Le aziende pagano il 19 per cento di tasse sul guadagno reale, mentre per i redditi dei singoli la tassazione è divisa per fasce e comunque è sempre sotto il 20 per cento. Una pacchia, non c’è che dire, pronta a evaporarsi con l’adesione all’Ue.
Senza contare gli altri campi nei quali anche il Titano dovrebbe adeguarsi, per esempio in tema di immigrazione e mobilità delle persone («ma con un territorio così piccolo non possiamo permetterci presenze eccessive» dicono i contrari). Per non parlare del segreto bancario. Con 11 banche e 35 finanziarie San Marino non è certo inserito nelle liste dei paradisi fiscali, garantisce la collaborazione con le polizie contro il riciclaggio di denaro sporco, ma rappresenta un’opportunità per i risparmi non solo dei sammarinesi grazie alla riservatezza.

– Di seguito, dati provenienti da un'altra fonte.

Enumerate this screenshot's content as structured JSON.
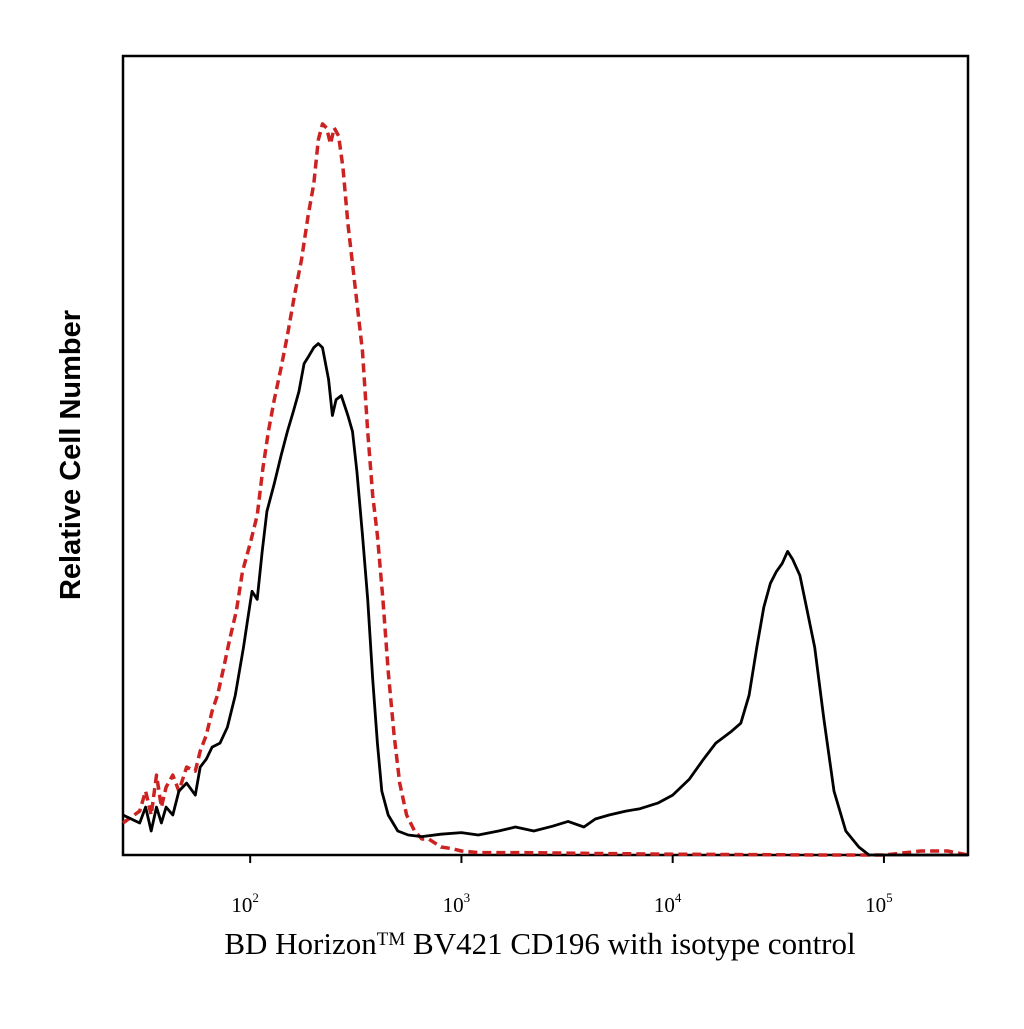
{
  "chart_data": {
    "type": "line",
    "title": "",
    "xlabel": "BD Horizon",
    "xlabel_tm": "TM",
    "xlabel_rest": " BV421 CD196 with isotype control",
    "ylabel": "Relative Cell Number",
    "x_scale": "log",
    "xlim": [
      25,
      250000
    ],
    "ylim": [
      0,
      100
    ],
    "grid": false,
    "legend": "none",
    "x_ticks": [
      {
        "value": 100,
        "base": "10",
        "exp": "2"
      },
      {
        "value": 1000,
        "base": "10",
        "exp": "3"
      },
      {
        "value": 10000,
        "base": "10",
        "exp": "4"
      },
      {
        "value": 100000,
        "base": "10",
        "exp": "5"
      }
    ],
    "series": [
      {
        "color": "#cc2222",
        "dash": true,
        "points": [
          [
            25,
            4
          ],
          [
            30,
            5.5
          ],
          [
            32,
            8
          ],
          [
            34,
            5
          ],
          [
            36,
            10
          ],
          [
            38,
            6
          ],
          [
            40,
            8.5
          ],
          [
            43,
            10
          ],
          [
            46,
            8
          ],
          [
            50,
            11
          ],
          [
            55,
            10.5
          ],
          [
            58,
            13
          ],
          [
            62,
            15
          ],
          [
            66,
            18
          ],
          [
            70,
            20
          ],
          [
            75,
            23.5
          ],
          [
            80,
            27
          ],
          [
            86,
            30.5
          ],
          [
            92,
            35.5
          ],
          [
            100,
            39
          ],
          [
            108,
            42.5
          ],
          [
            115,
            48.5
          ],
          [
            122,
            53
          ],
          [
            130,
            57
          ],
          [
            140,
            61
          ],
          [
            150,
            65
          ],
          [
            162,
            70
          ],
          [
            175,
            74.5
          ],
          [
            188,
            80
          ],
          [
            200,
            84
          ],
          [
            210,
            89.5
          ],
          [
            220,
            91.5
          ],
          [
            230,
            91
          ],
          [
            240,
            89
          ],
          [
            250,
            91
          ],
          [
            262,
            90
          ],
          [
            275,
            86
          ],
          [
            290,
            79
          ],
          [
            305,
            74
          ],
          [
            322,
            68.5
          ],
          [
            340,
            63
          ],
          [
            360,
            53
          ],
          [
            380,
            45
          ],
          [
            400,
            40
          ],
          [
            425,
            32
          ],
          [
            450,
            23
          ],
          [
            480,
            15
          ],
          [
            510,
            9
          ],
          [
            550,
            5
          ],
          [
            600,
            3
          ],
          [
            650,
            2
          ],
          [
            700,
            2
          ],
          [
            800,
            1
          ],
          [
            900,
            0.8
          ],
          [
            1000,
            0.5
          ],
          [
            1200,
            0.3
          ],
          [
            2000,
            0.3
          ],
          [
            4000,
            0.2
          ],
          [
            10000,
            0.1
          ],
          [
            50000,
            0
          ],
          [
            100000,
            0
          ],
          [
            150000,
            0.5
          ],
          [
            200000,
            0.5
          ],
          [
            250000,
            0
          ]
        ]
      },
      {
        "color": "#000000",
        "dash": false,
        "points": [
          [
            25,
            5
          ],
          [
            30,
            4
          ],
          [
            32,
            6
          ],
          [
            34,
            3
          ],
          [
            36,
            6
          ],
          [
            38,
            4
          ],
          [
            40,
            6
          ],
          [
            43,
            5
          ],
          [
            46,
            8
          ],
          [
            50,
            9
          ],
          [
            55,
            7.5
          ],
          [
            58,
            11
          ],
          [
            62,
            12
          ],
          [
            66,
            13.5
          ],
          [
            72,
            14
          ],
          [
            78,
            16
          ],
          [
            85,
            20
          ],
          [
            93,
            26
          ],
          [
            98,
            30
          ],
          [
            102,
            33
          ],
          [
            108,
            32
          ],
          [
            114,
            38
          ],
          [
            120,
            43
          ],
          [
            130,
            46.5
          ],
          [
            140,
            50
          ],
          [
            150,
            53
          ],
          [
            160,
            55.5
          ],
          [
            170,
            58
          ],
          [
            180,
            61.5
          ],
          [
            190,
            62.5
          ],
          [
            200,
            63.5
          ],
          [
            210,
            64
          ],
          [
            220,
            63.5
          ],
          [
            235,
            59.5
          ],
          [
            245,
            55
          ],
          [
            255,
            57
          ],
          [
            270,
            57.5
          ],
          [
            290,
            55
          ],
          [
            305,
            53
          ],
          [
            320,
            48
          ],
          [
            340,
            40
          ],
          [
            360,
            32
          ],
          [
            380,
            22
          ],
          [
            400,
            14
          ],
          [
            420,
            8
          ],
          [
            450,
            5
          ],
          [
            500,
            3
          ],
          [
            560,
            2.5
          ],
          [
            650,
            2.3
          ],
          [
            800,
            2.6
          ],
          [
            1000,
            2.8
          ],
          [
            1200,
            2.5
          ],
          [
            1500,
            3
          ],
          [
            1800,
            3.5
          ],
          [
            2200,
            3
          ],
          [
            2700,
            3.6
          ],
          [
            3200,
            4.2
          ],
          [
            3800,
            3.5
          ],
          [
            4300,
            4.5
          ],
          [
            5000,
            5
          ],
          [
            6000,
            5.5
          ],
          [
            7000,
            5.8
          ],
          [
            8500,
            6.5
          ],
          [
            10000,
            7.5
          ],
          [
            12000,
            9.5
          ],
          [
            14000,
            12
          ],
          [
            16000,
            14
          ],
          [
            19000,
            15.5
          ],
          [
            21000,
            16.5
          ],
          [
            23000,
            20
          ],
          [
            25000,
            26
          ],
          [
            27000,
            31
          ],
          [
            29000,
            34
          ],
          [
            31000,
            35.5
          ],
          [
            33000,
            36.5
          ],
          [
            35000,
            38
          ],
          [
            37000,
            37
          ],
          [
            40000,
            35
          ],
          [
            43000,
            31
          ],
          [
            47000,
            26
          ],
          [
            52000,
            17
          ],
          [
            58000,
            8
          ],
          [
            66000,
            3
          ],
          [
            76000,
            1
          ],
          [
            85000,
            0
          ],
          [
            250000,
            0
          ]
        ]
      }
    ]
  }
}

Nove i partiti in lizza. Oltre alla Dc e ai Socialisti e democratici, ben tre liste sono di derivazione ex democristiana: Alleanza popolare, il Partito dei popolari (simile al Ccd) e Noi sammarinesi, l’ultima nata. Poi ci sono il Nuovo partito socialista, i Sammarinesi per la libertà, Sinistra unita (Rifondazione più ex partito comunista) e Alleanza nazionale. Uno degli argomenti più arroventati è l’apertura del casinò. Roulette e tavoli da chemin li vogliono i Socialisti e democratici, per rilanciare il turismo. La Dc non ne vuol sapere. «Ci preoccupano molto gli effetti sull’ordine pubblico, sull’immagine stessa di San Marino», spiega Gatti: «La nostra ricchezza è quella di aver sempre avuto una economia differenziata: artigianato, industria, turismo, banche».
Ma il vero nodo è il sistema politico, che è bloccato. Da anni la legge elettorale (proporzionale puro) non permette la governabilità. Dal 2002 si sono succeduti due «governoni» Dc-Partito dei socialisti e dei democratici che avrebbero dovuto fare la riforma elettorale, ma non hanno concluso nulla. Secondo le previsioni oggi nelle urne la Democrazia cristiana dovrebbe vedere un’erosione dei consensi, ma senza scendere sotto il 40 per cento.